7.5. Der Vorstand hat im ersten Viertel des Geschäftsjahres für das vergangene Geschäftsjahr den Jahresabschluss und den Geschäftsbericht aufzustellen.

§ 8 Beschlussfähigkeit und Beschlussfassung des Vorstands

8.1. Der Vorstand ist beschlussfähig, wenn mindestens ein Mitglied anwesend ist.

8.2. Der Vorstand fasst seine Beschlüsse mit einfacher Mehrheit der anwesenden Mitglieder. Bei Stimmengleichheit gibt die Stimme des Vorsitzenden den Ausschlag.

8.3. Sitzungen des Vorstandes werden nach Bedarf, jedoch mindestens einmal im Jahr, abgehalten.

8.4. Über die Sitzungen des Vorstands ist ein Protokoll aufzunehmen.

§ 09 Kuratorium, Aufgaben

9.1. Die Stiftung wird zur gegebenen Zeit ein Kuratorium einrichten. Dem Kuratorium können angehören: Stifter, Zustifter, Zuwender, Spender sowie weitere Persönlichkeiten, die sich um das Anliegen der Stiftung verdient gemacht haben und dem Stiftungszweck in besonderer Weise dienen wollen.

9.2. Das Kuratorium hat die Arbeit des Vorstandes zu überwachen und ihn zu beraten. Es genehmigt auf Vorschlag des Vorstandes die mittel- bis langfristige Planung der Stiftungsarbeit und ihre Finanzierung sowie schwerwiegende Änderungen der Stiftungspolitik.

9.3. Das Kuratorium genehmigt jährlich den vom Vorstand beschlossenen Haushaltsplan, der die Einnahmen und Ausgaben der Stiftung enthält. Es ist vom Vorstand über wichtige Entscheidungen zu unterrichten, die das Stiftungsvermögen betreffen.

9.4. Das Kuratorium hat den Jahresabschluss zu überprüfen und über die Entlastung des Vorstands zu beschließen. Es bestellt dazu auf Vorschlag des Vorstands zwei unabhängige Rechnungsprüfer auf die Dauer von vier Jahren. Es kann sie einzeln oder gemeinsam mit einer Zweidrittelmehrheit aller Kuratoriumsmitglieder abberufen. Der Bericht der Rechnungsprüfer ist gleichzeitig mit dem Jahresabschluss dem Kuratorium vorzulegen. Die Rechnungsprüfer dürfen keinem Organ der Stiftung angehören.

9.5. Die Mitglieder des ersten Kuratoriums werden vom Stifter berufen.
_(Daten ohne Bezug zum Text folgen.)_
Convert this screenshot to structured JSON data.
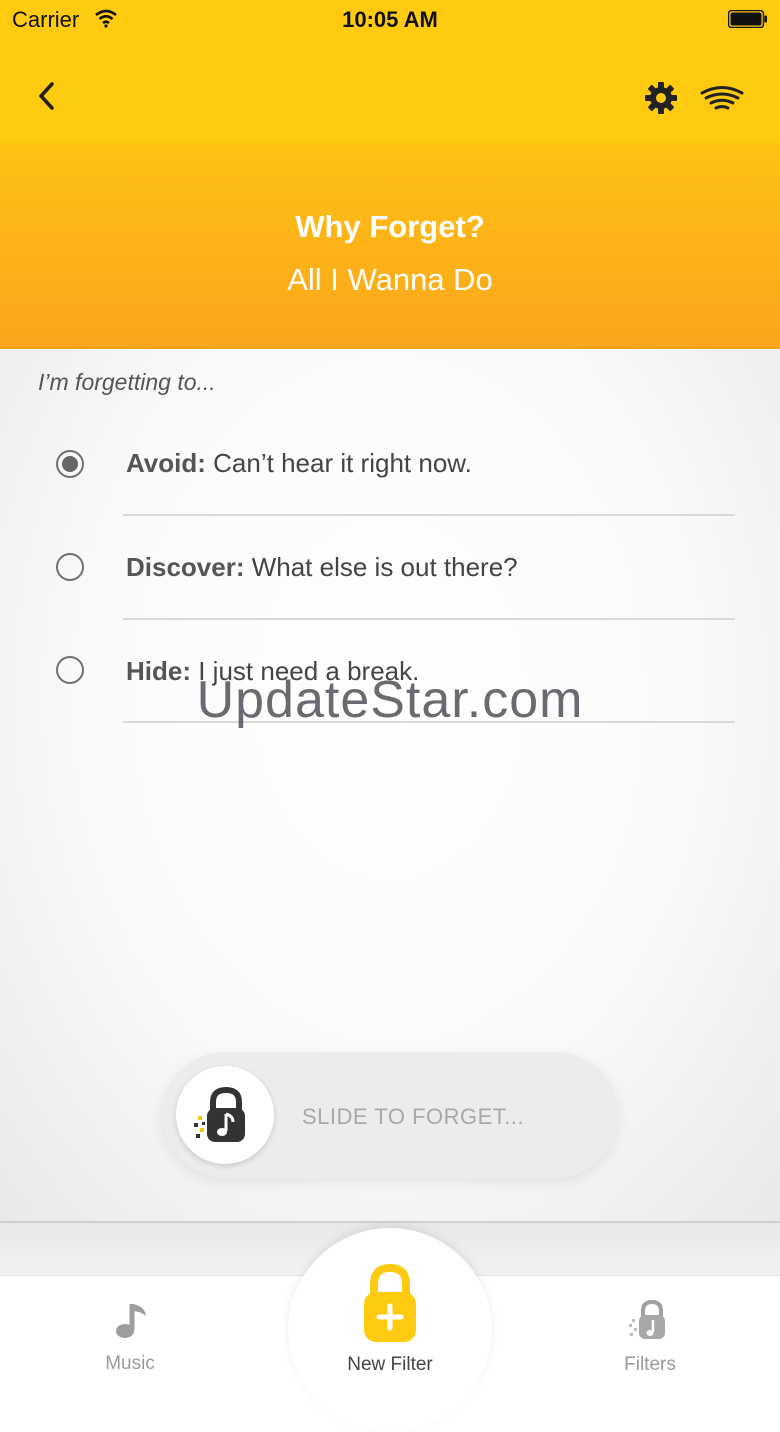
{
  "status": {
    "carrier": "Carrier",
    "time": "10:05 AM"
  },
  "nav": {
    "back_icon": "chevron-left-icon",
    "settings_icon": "gear-icon",
    "signal_icon": "broadcast-icon"
  },
  "header": {
    "title": "Why Forget?",
    "subtitle": "All I Wanna Do"
  },
  "prompt": "I’m forgetting to...",
  "options": [
    {
      "bold": "Avoid:",
      "text": " Can’t hear it right now.",
      "selected": true
    },
    {
      "bold": "Discover:",
      "text": " What else is out there?",
      "selected": false
    },
    {
      "bold": "Hide:",
      "text": " I just need a break.",
      "selected": false
    }
  ],
  "watermark": "UpdateStar.com",
  "slider": {
    "label": "SLIDE TO FORGET..."
  },
  "tabs": [
    {
      "label": "Music",
      "icon": "music-note-icon",
      "active": false
    },
    {
      "label": "New Filter",
      "icon": "lock-plus-icon",
      "active": true
    },
    {
      "label": "Filters",
      "icon": "lock-music-icon",
      "active": false
    }
  ],
  "colors": {
    "brand_yellow": "#fecb10",
    "header_orange": "#fba51c"
  }
}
9.6. Ein Kuratoriumsmitglied darf nicht gleichzeitig Mitglied des Vorstandes sein.

9.7. Das Kuratorium gibt sich eine Geschäftsordnung.

§ 10 Wirtschaftsführung

Die Stiftung stellt rechtzeitig vor Beginn des Geschäftsjahres einen Wirtschaftsplan auf. Der Wirtschaftsplan wird in einer Einnahmen-/Ausgabenrechnung geführt, in der Vermögen und Verbindlichkeiten darzustellen sind. Wesentliche Annahmen des Wirtschaftsplanes sind im Rahmen einer Kommentierung zu begründen und Entwicklungen zu erläutern.

§ 11 Auflösung der Stiftung, Satzungsänderungen, Zusammenlegung mit einer anderen Stiftung

11.1. Wird die Erfüllung des Stiftungszweckes gemäß § 2 unmöglich oder erscheint sie angesichts wesentlicher Veränderungen der Verhältnisse nicht mehr sinnvoll, so kann der Stiftungsvorstand einen neuen Zweck geben oder die Zusammenlegung mit einer anderen Stiftung oder die Auflösung der Stiftung beschließen.

11.2. Die Auflösung der Stiftung, die Übertragung des Stiftungsvermögens, die Zusammenlegung mit einer anderen Stiftung und Satzungsänderungen, insbesondere die Änderung des Stiftungszwecks, bedürfen jeweils eines einstimmigen Beschlusses des Stiftungsvorstandes und des Kuratoriums.

§ 12 Anfall des Stiftungsvermögens

Im Falle der Auflösung der Stiftung fällt das Vermögen der Stiftung an den WWF Deutschland, der es im Sinne seiner Satzung zu verwenden hat.

Diese Satzung tritt am 4. Februar 2010 in Kraft.